Underwhelming Growth Data Keeps Canadian Dollar (CAD) Under Pressure
UPDATE: September’s Canadian gross domestic product data proved weaker than forecast, leaving the Canadian Dollar (CAD) on a soft footing this afternoon.
A surprise contraction in growth on the month proved particularly discouraging, suggesting that the Canadian economy came under greater pressure at the end of the third quarter.
Even so, the Pound Sterling to Canadian Dollar (GBP/CAD) exchange rate failed to gain much ground in the wake of the data, with investors still wary of Brexit-based uncertainty.
UK House Price Recovery Fails to Encourage Pound Sterling Canadian Dollar (GBP/CAD) Exchange Rate Rally
An improvement in November’s Nationwide house price index was not enough to shore up Pound Sterling (GBP) this morning.
Although growth in UK house prices recovered from the five-year low seen in October, rising 1.9% on the year, worries remain over the ultimate outlook of the domestic housing market.
The uncertainty still surrounding Brexit as well as the prospect of higher interest rates look set to encourage buyers to continue holding off in the months ahead, keeping price growth in check.
After the sharp slump in the GfK UK consumer confidence index yesterday support for the Pound remained limited, with sentiment at risk of deteriorating further ahead of the March 2019 deadline.
This left the Pound Sterling to Canadian Dollar (GBP/CAD) exchange rate generally lacking in momentum, even in the face of an increased sense of market risk aversion.
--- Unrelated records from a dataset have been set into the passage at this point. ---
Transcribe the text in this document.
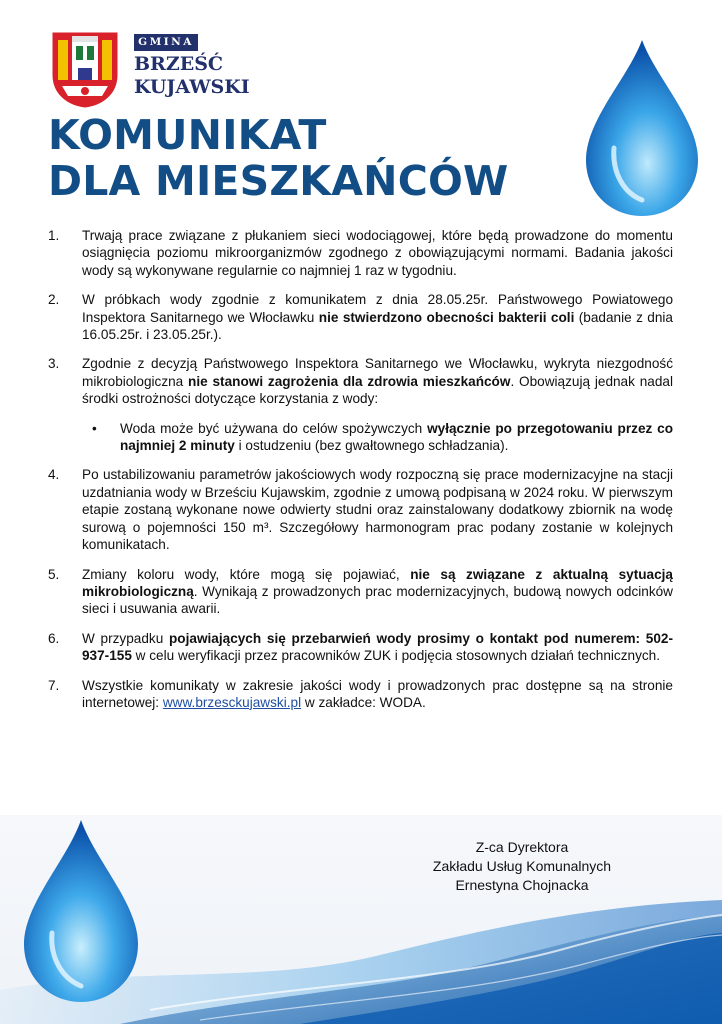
GMINA
BRZEŚĆ
KUJAWSKI
KOMUNIKAT
DLA MIESZKAŃCÓW
1. Trwają prace związane z płukaniem sieci wodociągowej, które będą prowadzone do momentu osiągnięcia poziomu mikroorganizmów zgodnego z obowiązującymi normami. Badania jakości wody są wykonywane regularnie co najmniej 1 raz w tygodniu.
2. W próbkach wody zgodnie z komunikatem z dnia 28.05.25r. Państwowego Powiatowego Inspektora Sanitarnego we Włocławku nie stwierdzono obecności bakterii coli (badanie z dnia 16.05.25r. i 23.05.25r.).
3. Zgodnie z decyzją Państwowego Inspektora Sanitarnego we Włocławku, wykryta niezgodność mikrobiologiczna nie stanowi zagrożenia dla zdrowia mieszkańców. Obowiązują jednak nadal środki ostrożności dotyczące korzystania z wody:
• Woda może być używana do celów spożywczych wyłącznie po przegotowaniu przez co najmniej 2 minuty i ostudzeniu (bez gwałtownego schładzania).
4. Po ustabilizowaniu parametrów jakościowych wody rozpoczną się prace modernizacyjne na stacji uzdatniania wody w Brześciu Kujawskim, zgodnie z umową podpisaną w 2024 roku. W pierwszym etapie zostaną wykonane nowe odwierty studni oraz zainstalowany dodatkowy zbiornik na wodę surową o pojemności 150 m³. Szczegółowy harmonogram prac podany zostanie w kolejnych komunikatach.
5. Zmiany koloru wody, które mogą się pojawiać, nie są związane z aktualną sytuacją mikrobiologiczną. Wynikają z prowadzonych prac modernizacyjnych, budową nowych odcinków sieci i usuwania awarii.
6. W przypadku pojawiających się przebarwień wody prosimy o kontakt pod numerem: 502-937-155 w celu weryfikacji przez pracowników ZUK i podjęcia stosownych działań technicznych.
7. Wszystkie komunikaty w zakresie jakości wody i prowadzonych prac dostępne są na stronie internetowej: www.brzesckujawski.pl w zakładce: WODA.
Z-ca Dyrektora
Zakładu Usług Komunalnych
Ernestyna Chojnacka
Persistent Oil Price Weakness Keeps Canadian Dollar (CAD) Under Pressure
With Brent crude trapped below the psychologically important US$60 per barrel mark the appeal of the commodity-correlated Canadian Dollar (CAD) has remained limited.
Investors see little reason to buy into the Canadian Dollar while oil prices remain under pressure, with increasing US production weighing heavily on the global oil market.
The diminished value of one of the Canadian economy’s major exports has added to market worries over the country’s underlying economic health.
A mounting sense of general risk aversion also dented CAD exchange rates this morning as investors brace for the weekend’s G20 meeting and any potential developments in the US-China trade spat.
CAD Exchange Rates Vulnerable to Slowing Canadian Growth
Further weakness could be in store for the Canadian Dollar this afternoon if September’s gross domestic product data fails to impress.
As the headline GDP is forecast to slow from 2.5% to 2.3% on the year confidence in the domestic outlook looks set to diminish further, to the detriment of CAD exchange rates.
A softening in growth momentum would give the Bank of Canada (BOC) greater incentive to leave monetary policy on hold for the foreseeable future, denting hopes of another interest rate hike.
With monthly growth expected to clock in at a steady but disappointing 0.1% investors are unlikely to find any reason to favour the Canadian Dollar this afternoon.
Thus, unless the GDP data surprises to the upside, the GBP/CAD exchange rate could gain further ground heading into the weekend.
Resilient UK PMIs to Support Pound Sterling (GBP) Exchange Rates
While Brexit uncertainty could continue to drag on the Pound next week a fresh boost could come on the back of November’s UK PMIs.
After October’s underwhelming performance investors are looking to see greater signs of resilience within the manufacturing and service sectors.
As long as the PMIs remain firmly within growth territory this should limit the downside potential of the Pound, giving investors cause for confidence in the economic outlook.
However, if evidence of a weaker fourth quarter GDP continues to pile up the GBP/CAD exchange rate looks vulnerable to further losses.
With the UK’s departure from the EU likely to depress growth in 2019 signs of slower fourth quarter growth may see the Pound slump sharply across the board.